Concluyó la pausa de Semana Santa, los que se fueron han regresado a casa, acaban de regalarnos una hora más de luz natural y todo aquello que parecía novedoso se ha transformado en vida cotidiana. Vuelta a empezar, señoras y señores, no queda otra, aunque sigamos compuestos y sin gobierno. No parece, sin embargo, que una coyuntura tan singular inquiete excesivamente a la ciudadanía soberana. La mayoría silenciosa, esa que queda tan bien retratada en las encuestas del CIS, contempla el fenómeno con cierta despreocupación. Cualquiera diría que ya hemos pasado por una situación similar o que todos venimos al mundo democrático con la lección aprendida. Es obvio que no es así, por eso sorprende la parsimonia y la paciencia con las que afrontamos las idas y venidas de nuestros representantes.

El bloqueo persiste, cierto es, pero todo funciona con normalidad. Afortunadamente. Esa puede ser una de las dos razones fundamentales que explica tanta mansedumbre cívica. Tiempo habrá para cargar las correspondientes facturas en la cuenta política de cada cual, mientras tanto aquellos que tiran del carro cada día se mantienen firmes en el lugar que les toca. Los funcionarios tramitan los asuntos ordinarios que afectan al ciudadano, los administradores de lo público gestionan los recursos asignados, las fuerzas del orden garantizan nuestra seguridad, los jueces aplican las leyes, los gobiernos regionales asumen en cada comunidad autónoma las responsabilidades que la legalidad establece y las corporaciones locales prestan a los vecinos los servicios esenciales que precisan.
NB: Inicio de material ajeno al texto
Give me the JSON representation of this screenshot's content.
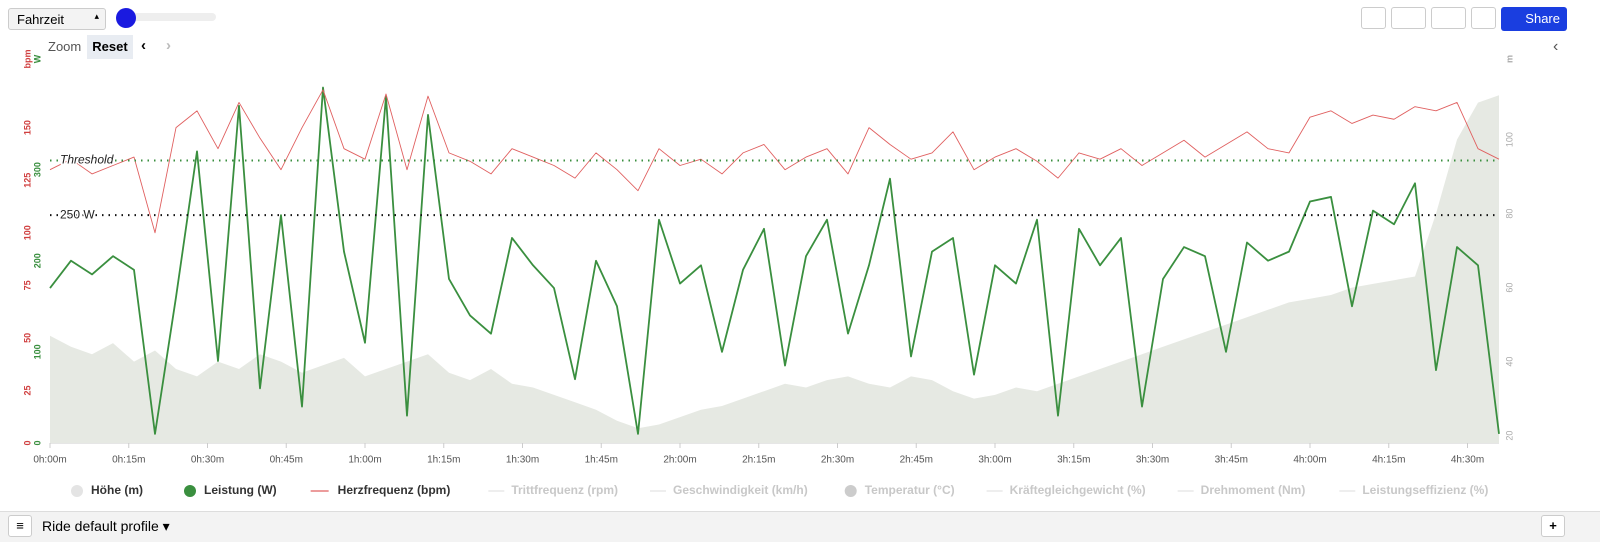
{
  "toolbar": {
    "metric_select": "Fahrzeit",
    "zoom": "Zoom",
    "reset": "Reset",
    "share": "Share"
  },
  "footer": {
    "profile": "Ride default profile"
  },
  "chart_data": {
    "type": "line",
    "x": [
      0,
      4,
      8,
      12,
      16,
      20,
      24,
      28,
      32,
      36,
      40,
      44,
      48,
      52,
      56,
      60,
      64,
      68,
      72,
      76,
      80,
      84,
      88,
      92,
      96,
      100,
      104,
      108,
      112,
      116,
      120,
      124,
      128,
      132,
      136,
      140,
      144,
      148,
      152,
      156,
      160,
      164,
      168,
      172,
      176,
      180,
      184,
      188,
      192,
      196,
      200,
      204,
      208,
      212,
      216,
      220,
      224,
      228,
      232,
      236,
      240,
      244,
      248,
      252,
      256,
      260,
      264,
      268,
      272,
      276
    ],
    "xlim": [
      0,
      276
    ],
    "xticks": [
      {
        "value": 0,
        "label": "0h:00m"
      },
      {
        "value": 15,
        "label": "0h:15m"
      },
      {
        "value": 30,
        "label": "0h:30m"
      },
      {
        "value": 45,
        "label": "0h:45m"
      },
      {
        "value": 60,
        "label": "1h:00m"
      },
      {
        "value": 75,
        "label": "1h:15m"
      },
      {
        "value": 90,
        "label": "1h:30m"
      },
      {
        "value": 105,
        "label": "1h:45m"
      },
      {
        "value": 120,
        "label": "2h:00m"
      },
      {
        "value": 135,
        "label": "2h:15m"
      },
      {
        "value": 150,
        "label": "2h:30m"
      },
      {
        "value": 165,
        "label": "2h:45m"
      },
      {
        "value": 180,
        "label": "3h:00m"
      },
      {
        "value": 195,
        "label": "3h:15m"
      },
      {
        "value": 210,
        "label": "3h:30m"
      },
      {
        "value": 225,
        "label": "3h:45m"
      },
      {
        "value": 240,
        "label": "4h:00m"
      },
      {
        "value": 255,
        "label": "4h:15m"
      },
      {
        "value": 270,
        "label": "4h:30m"
      }
    ],
    "axes": [
      {
        "unit": "W",
        "color": "#3a8f3f",
        "lim": [
          0,
          406
        ],
        "ticks": [
          0,
          100,
          200,
          300
        ]
      },
      {
        "unit": "bpm",
        "color": "#d04040",
        "lim": [
          0,
          176
        ],
        "ticks": [
          0,
          25,
          50,
          75,
          100,
          125,
          150
        ]
      },
      {
        "unit": "m",
        "color": "#aaaaaa",
        "lim": [
          18,
          118
        ],
        "ticks": [
          20,
          40,
          60,
          80,
          100
        ]
      }
    ],
    "series": [
      {
        "name": "Höhe (m)",
        "color": "#e6e9e3",
        "axis": 2,
        "style": "area",
        "values": [
          47,
          44,
          42,
          45,
          40,
          43,
          38,
          36,
          40,
          38,
          42,
          40,
          37,
          39,
          41,
          36,
          38,
          40,
          42,
          37,
          35,
          38,
          34,
          33,
          31,
          29,
          27,
          24,
          22,
          23,
          25,
          27,
          28,
          30,
          32,
          34,
          33,
          35,
          36,
          34,
          33,
          36,
          35,
          32,
          30,
          31,
          33,
          32,
          34,
          36,
          38,
          40,
          42,
          44,
          46,
          48,
          50,
          52,
          54,
          56,
          57,
          58,
          60,
          61,
          62,
          63,
          80,
          100,
          110,
          112
        ]
      },
      {
        "name": "Leistung (W)",
        "color": "#3a8f3f",
        "axis": 0,
        "style": "line",
        "values": [
          170,
          200,
          185,
          205,
          190,
          10,
          160,
          320,
          90,
          370,
          60,
          250,
          40,
          390,
          210,
          110,
          380,
          30,
          360,
          180,
          140,
          120,
          225,
          195,
          170,
          70,
          200,
          150,
          10,
          245,
          175,
          195,
          100,
          190,
          235,
          85,
          205,
          245,
          120,
          195,
          290,
          95,
          210,
          225,
          75,
          195,
          175,
          245,
          30,
          235,
          195,
          225,
          40,
          180,
          215,
          205,
          100,
          220,
          200,
          210,
          265,
          270,
          150,
          255,
          240,
          285,
          80,
          215,
          195,
          10
        ]
      },
      {
        "name": "Herzfrequenz (bpm)",
        "color": "#e06060",
        "axis": 1,
        "style": "thin",
        "values": [
          130,
          135,
          128,
          132,
          136,
          100,
          150,
          158,
          140,
          162,
          145,
          130,
          150,
          168,
          140,
          135,
          166,
          130,
          165,
          138,
          134,
          128,
          140,
          136,
          132,
          126,
          138,
          130,
          120,
          140,
          132,
          135,
          128,
          138,
          142,
          130,
          136,
          140,
          128,
          150,
          142,
          135,
          138,
          148,
          130,
          136,
          140,
          134,
          126,
          138,
          135,
          140,
          132,
          138,
          144,
          136,
          142,
          148,
          140,
          138,
          155,
          158,
          152,
          156,
          154,
          160,
          158,
          162,
          140,
          135
        ]
      }
    ],
    "hidden_series": [
      "Trittfrequenz (rpm)",
      "Geschwindigkeit (km/h)",
      "Temperatur (°C)",
      "Kräftegleichgewicht (%)",
      "Drehmoment (Nm)",
      "Leistungseffizienz (%)"
    ],
    "thresholds": [
      {
        "label": "Threshold",
        "value": 310,
        "color": "#3a8f3f"
      },
      {
        "label": "250 W",
        "value": 250,
        "color": "#111111"
      }
    ]
  }
}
Con el paso del tiempo, entre todos, hemos levantado un armazón institucional muy resistente. Es posible que la obra se nos haya ido de las manos, de tan desmesurada y carísima de mantener como resulta, también es verdad que la carcoma de la corrupción y el parasitismo partidista ha debilitado su estructura, pero el edificio aguanta sin quebraduras aparentes la interinidad gubernamental que lo pone a prueba. Para evitar en lo posible parlamentos muy fragmentados y gobiernos débiles, los constitucionalistas de 1978 idearon una ley electoral basada en criterios de proporcionalidad corregida. La regla prima a los partidos mayoritarios y a las fuerzas nacionalistas en sus territorios históricos. Establecido así, nuestros gobiernos se han sustentado en mayorías absolutas o en mayorías relativas reforzadas con el voto de las minorías vasca o catalana. Agotada la formula, la voluntad popular ha querido todo lo contrario.

El cambio ha pillado, como vemos, a nuestros políticos con el píe cambiado. Mal asunto. Resulta sorprendente que la ciudadanía asuma la inestabilidad como si ya hubiera pasado por algo parecido y sus candidatos electos chapoteen en ella como patos mareados. Ahí radica, a mi juicio, la segunda de las razones que podría justificar la serenidad que se respira en todo el país. El Estado funciona y los españoles son mucho más maduros y responsables que sus dirigentes. Afortunadamente, ya digo, a pesar de los pesares, la vida sigue igual.